When things fall apart
All the ideas I had about who I was and what my life was supposed to be were falling apart. I was coming undone. “When the bottom falls out and we can’t find anything to grasp, it hurts a lot”, writes Pema Chodrun in her book When Things Fall Apart. And that’s exactly how it felt – like the bottom fell out. All my usual safety nets were gone. I didn’t have my friends, my family or my work to grasp on to for comfort or distraction. And boy did it hurt.
India cleverly kicked my ass into letting go and ‘letting God’.
Once I realized I couldn’t control the situation or make things better I surrendered. In that softening I found peace. And for the first time in 35 years, I really knew where home was.
Let go and let God
If infertility is kicking your ass, and you’re trying desperately to make sense of it all, here are 3 Buddhist teachings to help you let go, and ‘let God’
1. Stop trying to solve the problem
If you’ve already spent hours on Google looking for answers, popped a myriad of expensive herbs and pills, and cut out coffee and gluten – not doing enough isn’t your problem. So instead of problem solving, I’m suggesting problem feeling. Our natural tendency is to make the make the pain go away by taking a pill or distracting ourselves (insert T.V., books, internet). Pain hurts so it makes sense for us to want to avoid it. But we don’t need that kind of encouragement,because distancing ourselves from pain is what we do naturally. It’s good to know we do that – not as a way to make ourselves wrong, but as a way to develop self-awareness and compassion for ourselves.
2. Nail yourself to the present moment (As Pema Chodrun says)
When you feel the compulsion to get on line and start searching for what to do next, stop. Take a moment to feel what’s behind that drive for answers. I’m not telling you it won’t hurt but it will help you gain some much needed understanding. Sometimes when we run out of options for escape we encounter the most profound spiritual truths.

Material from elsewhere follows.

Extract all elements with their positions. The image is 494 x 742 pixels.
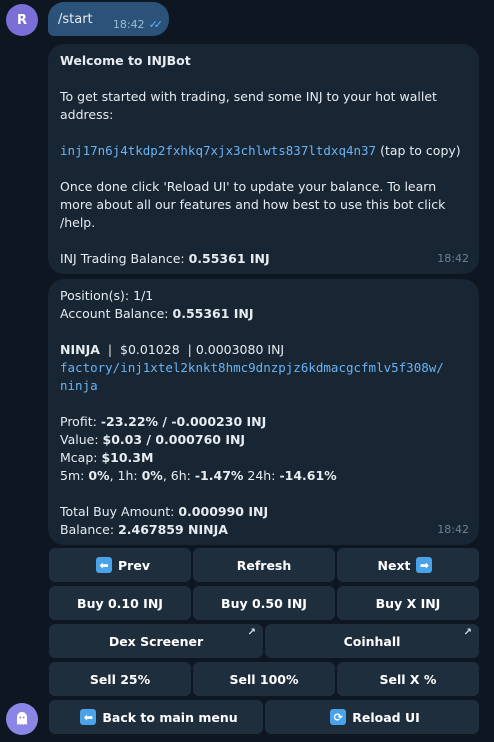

Get quiet. Feel. Wait. I guarantee the Universe will rush-in to fill the void. And your question, “why is this happening to me?” may even get some answers.
3. Allow the tenderness in
Take a moment right now and close your eyes. Place one hand on your chest and one hand on your belly and just feel. What painful feeling do you need relief from?
Fear? Sadness? Heartache? Worry? Anxiety? Whatever it is, just close your eyes and feel it. If you cry, it’s o.k. Ride the waves of each inhale and each exhale and let the feeling wash over you, without judgement. Just experience it. This is the beginning of healing with compassion.
Breakdown or breakthrough?
Seema (a new fertility client) and her husband, have been trying to conceive for six years. When I asked her to do this exercise she realized her biggest fear is growing old without children. After trying everything including 5 rounds of IVF, she feels stuck and scared. What if she’s unable to complete her family and move on to the next phase of life? At this point she’s decided to stop Googling for answers and get to the heart of the matter.
When things are shaky and nothing is working, we might realize we’re on the verge of something big. This is a very vulnerable and tender place. We can shut down and distract ourselves or we can touch on that throbbing quality and be with it. Breathe, feel and allow tenderness to show us the way home.
If infertility has turned your life upside down, and you’ve left your body to walk the earth like a zombie, go back and do the exercise. Let go and let God show you your way home.